Malheureusement, l’euro nous en empêche.

Ne nous le cachons pas : il n’y a alors pas de solution. Il est certainement réconfortant pour Messieurs Trichet, Barroso, et leurs compères, qui nous ont conduits dans cette impasse, de trouver encore des adeptes à ce soi-disant système monétaire merveilleux.

En réalité, ce système inepte s’est révélé néfaste dans tous les domaines : hausse continue et irrépressible des prix réels et du chômage, baisse des parts de marché à l’exportation comme à l’intérieur, désindustrialisation massive et récurrente, vieillissement des industries locales, disparition lente des savoir-faire, érosion continue des rentrées budgétaires…
C’est en fait un cercle vicieux dont on ne sait plus sortir.

On cherche en vain sous quelle forme se manifeste la « bénédiction pour l’Europe » et la perspective d’éviction du dollar.
L’instauration de ce dont les Américains disent que « ce n’est pas une monnaie, mais une expérience » a été faite sur de tels slogans, sans démonstration.

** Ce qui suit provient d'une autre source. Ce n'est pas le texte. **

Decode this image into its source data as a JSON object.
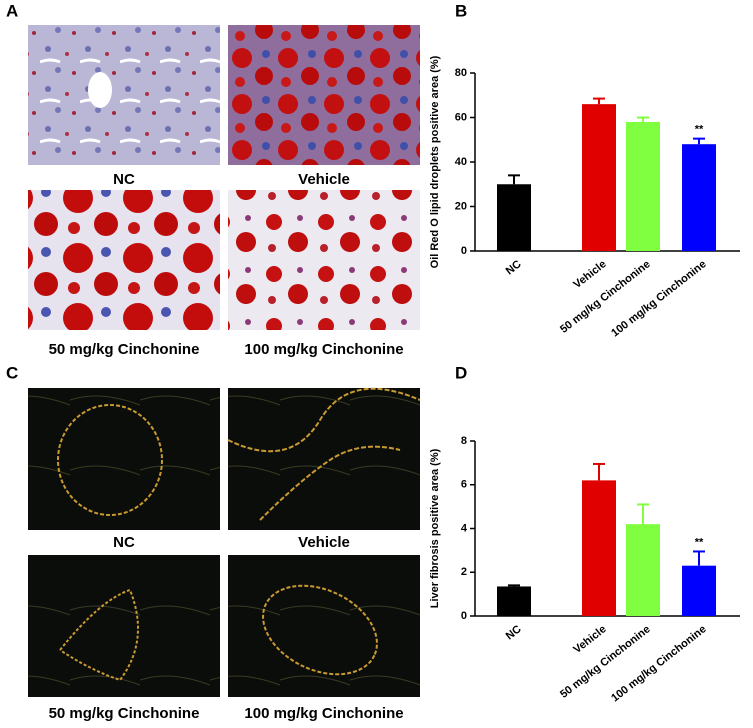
{
  "panels": {
    "A": {
      "label": "A",
      "captions": [
        "NC",
        "Vehicle",
        "50 mg/kg Cinchonine",
        "100 mg/kg Cinchonine"
      ]
    },
    "C": {
      "label": "C",
      "captions": [
        "NC",
        "Vehicle",
        "50 mg/kg Cinchonine",
        "100 mg/kg Cinchonine"
      ]
    }
  },
  "chart_data": [
    {
      "type": "bar",
      "label": "B",
      "y_label": "Oil Red O lipid droplets  positive area (%)",
      "categories": [
        "NC",
        "Vehicle",
        "50 mg/kg Cinchonine",
        "100 mg/kg Cinchonine"
      ],
      "values": [
        30,
        66,
        58,
        48
      ],
      "errors": [
        4,
        2.5,
        2,
        2.5
      ],
      "colors": [
        "#000000",
        "#e00000",
        "#80ff40",
        "#0000ff"
      ],
      "significance": [
        null,
        null,
        null,
        "**"
      ],
      "ylim": [
        0,
        80
      ],
      "yticks": [
        0,
        20,
        40,
        60,
        80
      ]
    },
    {
      "type": "bar",
      "label": "D",
      "y_label": "Liver fibrosis positive area (%)",
      "categories": [
        "NC",
        "Vehicle",
        "50 mg/kg Cinchonine",
        "100 mg/kg Cinchonine"
      ],
      "values": [
        1.35,
        6.2,
        4.2,
        2.3
      ],
      "errors": [
        0.05,
        0.75,
        0.9,
        0.65
      ],
      "colors": [
        "#000000",
        "#e00000",
        "#80ff40",
        "#0000ff"
      ],
      "significance": [
        null,
        null,
        null,
        "**"
      ],
      "ylim": [
        0,
        8
      ],
      "yticks": [
        0,
        2,
        4,
        6,
        8
      ]
    }
  ]
}
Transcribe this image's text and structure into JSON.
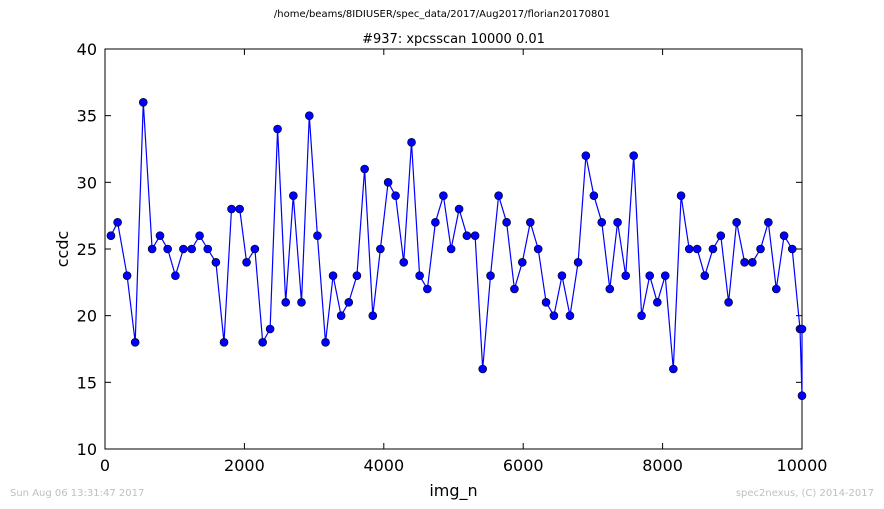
{
  "header": {
    "path": "/home/beams/8IDIUSER/spec_data/2017/Aug2017/florian20170801"
  },
  "footer": {
    "timestamp": "Sun Aug 06 13:31:47 2017",
    "credit": "spec2nexus, (C) 2014-2017"
  },
  "chart_data": {
    "type": "line",
    "title": "#937: xpcsscan 10000 0.01",
    "xlabel": "img_n",
    "ylabel": "ccdc",
    "xlim": [
      0,
      10000
    ],
    "ylim": [
      10,
      40
    ],
    "xticks": [
      0,
      2000,
      4000,
      6000,
      8000,
      10000
    ],
    "yticks": [
      10,
      15,
      20,
      25,
      30,
      35,
      40
    ],
    "grid": false,
    "marker": "circle",
    "color": "#0000ff",
    "x": [
      85,
      181,
      317,
      433,
      549,
      676,
      789,
      899,
      1010,
      1125,
      1244,
      1357,
      1474,
      1591,
      1708,
      1815,
      1932,
      2031,
      2150,
      2262,
      2369,
      2476,
      2593,
      2702,
      2819,
      2931,
      3048,
      3164,
      3272,
      3388,
      3497,
      3614,
      3725,
      3842,
      3951,
      4062,
      4169,
      4286,
      4398,
      4514,
      4625,
      4740,
      4855,
      4966,
      5080,
      5192,
      5310,
      5419,
      5531,
      5647,
      5762,
      5874,
      5987,
      6102,
      6215,
      6328,
      6441,
      6556,
      6671,
      6788,
      6899,
      7014,
      7127,
      7242,
      7354,
      7471,
      7585,
      7698,
      7815,
      7924,
      8038,
      8154,
      8265,
      8382,
      8496,
      8605,
      8722,
      8835,
      8947,
      9062,
      9176,
      9288,
      9405,
      9517,
      9631,
      9743,
      9860,
      9971,
      10000,
      10000
    ],
    "y": [
      26,
      27,
      23,
      18,
      36,
      25,
      26,
      25,
      23,
      25,
      25,
      26,
      25,
      24,
      18,
      28,
      28,
      24,
      25,
      18,
      19,
      34,
      21,
      29,
      21,
      35,
      26,
      18,
      23,
      20,
      21,
      23,
      31,
      20,
      25,
      30,
      29,
      24,
      33,
      23,
      22,
      27,
      29,
      25,
      28,
      26,
      26,
      16,
      23,
      29,
      27,
      22,
      24,
      27,
      25,
      21,
      20,
      23,
      20,
      24,
      32,
      29,
      27,
      22,
      27,
      23,
      32,
      20,
      23,
      21,
      23,
      16,
      29,
      25,
      25,
      23,
      25,
      26,
      21,
      27,
      24,
      24,
      25,
      27,
      22,
      26,
      25,
      19,
      14,
      19
    ]
  }
}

Maintenant, la démonstration est là ; elle coûte déjà des milliards. Elle en coûtera encore davantage à nos enfants, et certains pays de la zone euro vont tomber sous tutelle du FMI, sort réservé jusqu’ici aux pays du Tiers-monde.
Grand succès en vérité !

Comme le communisme, criminel et écrasé, l’euro trouve encore des défenseurs…
Il faut dire que, en général, dans les deux cas, il s’agit de gens qui n’ont pas souffert des conséquences de leurs erreurs.